Richtlijn herstel en beheer (water)bodemkwaliteit

Dakbedekking (dakleer, bitumen- en teerhoudend)

Dakbedekking (dakleer, bitumen- en teerhoudend)

Vrijkomen

Dakbedekking (dakleer, bitumen- en teerhoudend) komt vrij bij de volgende werkzaamheden:

  • slopen van gebouwen of kunstwerken;
  • renoveren van gebouwen of kunstwerken.

Preventie

Om bitumenafval te voorkomen (teerhoudende dakbedekking opbrengen is tegenwoordig verboden) kan ook ander materiaal gebruikt worden voor het dakleer zoals EPDM rubbers of kunststof. De levensduur van deze dakbedekking is in de regel langer.

Beplanting op het dak kan de levensduur van het dakleer verlengen, doordat het straling tegenhoudt en het dakleer daardoor minder snel opwarmt en uitdroogt. De levensduur van het dak wordt ook verlengd door niet zonder daarvoor geschikte loopplanken of tegels over het dak heen te lopen.

Alleen een deskundige kan het verschil vaststellen tussen teerhoudende- en niet teerhoudende dakbedekking. Daarom wordt aangeraden om vóór aanvang van sloopwerkzaamheden, waarbij bitumen- of teerhoudende materialen vrijkomen, een deskundige in te schakelen. Door gebruik te maken van de PAK-markermethode kan snel worden vastgesteld of het monster PAK bevat boven de grens van 250 mg/kg. Vanaf 75 mg/kg wordt de maximum grenswaarde echter al overschreden. De PAK marker wordt op het monster gespoten, waarna binnen enkele minuten aan de hand van een eventuele verkleuring kan worden vastgesteld of het monster PAK bevat. De werking berust op de fluorescerende eigenschappen van PAK-moleculen. De verkleuring is uitgesproken paars onder Uv-licht.
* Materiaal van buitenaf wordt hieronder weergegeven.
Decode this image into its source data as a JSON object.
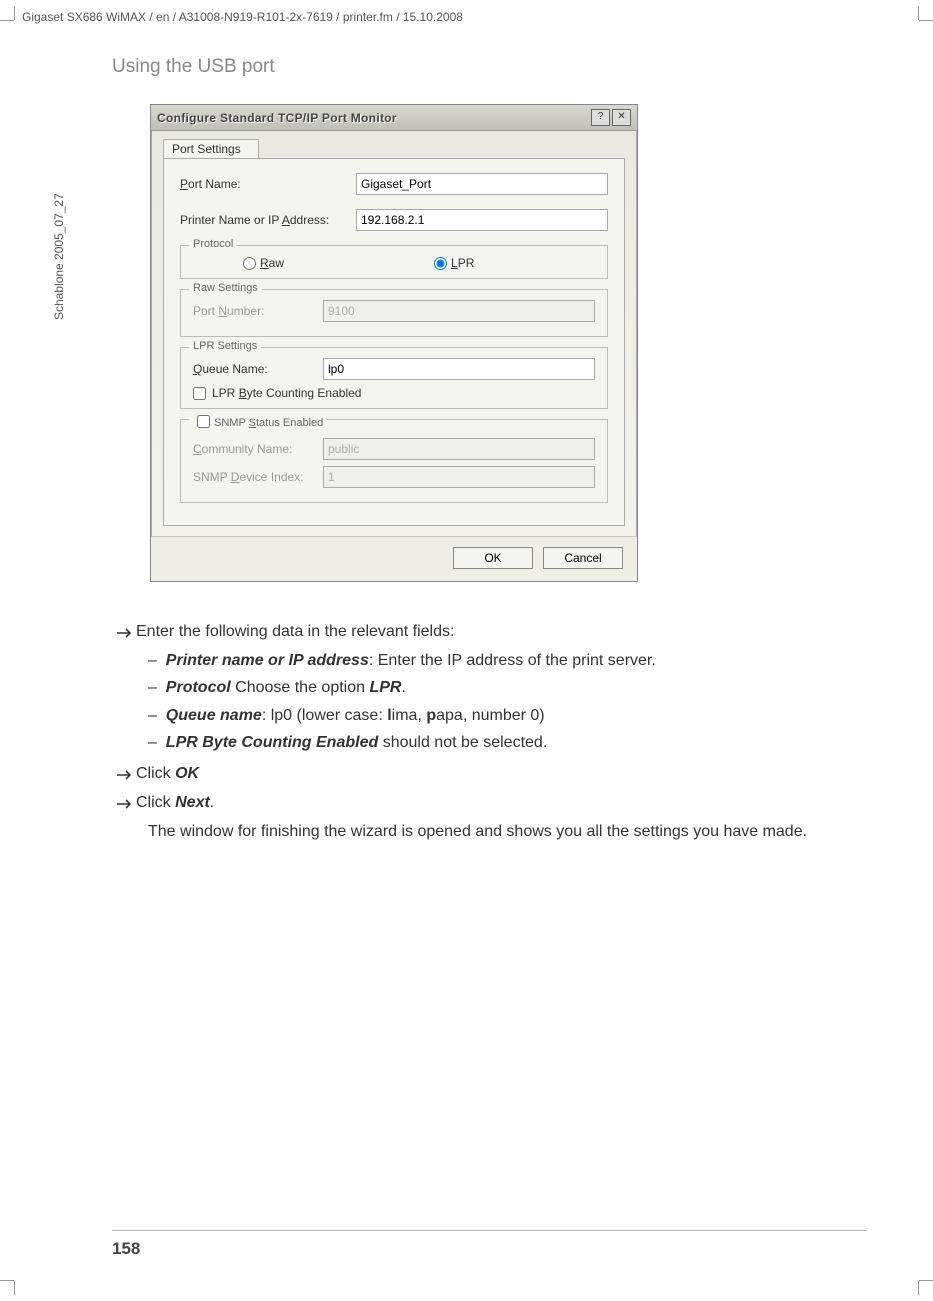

Aanvullend zijn mogelijk nog een DLC methode en HPLC of CG/MS methode nodig, om concentraties onder 250 mg/kg vast te stellen.

Om verontreiniging van het bouw- en sloopafval met PAK te voorkomen, is het in het Bouwbesluit 2012 Hoofdstuk 4 Lid 1. verplicht gesteld teerhoudende dakbedekkingsmaterialen selectief te slopen en het sloopmateriaal, inclusief het vervuilde dakgrind, gescheiden af te voeren.

Renovatiewerkzaamheden

Na de vaststelling door een deskundige dat er teerhoudende materialen aanwezig zijn, zijn er twee mogelijkheden voor renovatie:

  • Door goed onderhoud kan het dakleer zo lang mogelijk mee gaan;
  • Bij voorkeur wordt de bestaande dakbedekking wordt eerst selectief gesloopt en verwijderd;
  • Indien slopen niet mogelijk is dienen maatregelen te worden genomen om teerlekkages te voorkomen. Bovendien is een scheidingslaag tussen de bestaande en de nieuw te plaatsen dakbedekking nodig om onderlinge verkleving te voorkomen, menging van teerhoudende en niet-teerhoudende materialen dient immers zoveel mogelijk te worden voorkomen.

Onderzoek en nieuwe ontwikkelingen

Voor dakbedekking (dakleer, bitumen- en teerhoudend) wordt het volgende onderzoek gedaan en vinden nieuwe ontwikkelingen plaats:

  • Een van de technieken om bitumen dakbedekking opnieuw in te zetten is via een techniek die de firma Biturec in Nederland introduceerde. Hierbij wordt het aangeleverde dakbedekkingmateriaal gesorteerd en worden ongewenste verontreinigingen en ongewenste soorten dakbedekkingmateriaal verwijderd. Als onderdeel van het kwaliteitssysteem wordt aangeleverd materiaal aan de poort op de eventuele aanwezigheid van teer getoetst. Vervolgens worden de uitgesorteerde partijen cryogeen (bij zeer lage temperaturen) gegranuleerd. Het resultaat is een bitumenhoudend granulaat dat onder andere kan worden ingezet bij de productie van asfalt.
  • Het BIELSo-proces van de firma Icopal is een techniek om bitumen terug te winnen en geschikt te maken als volwaardige grondstof voor nieuwe bitumineuze producten.
  • Hergebruik is alleen mogelijk na selectief slopen.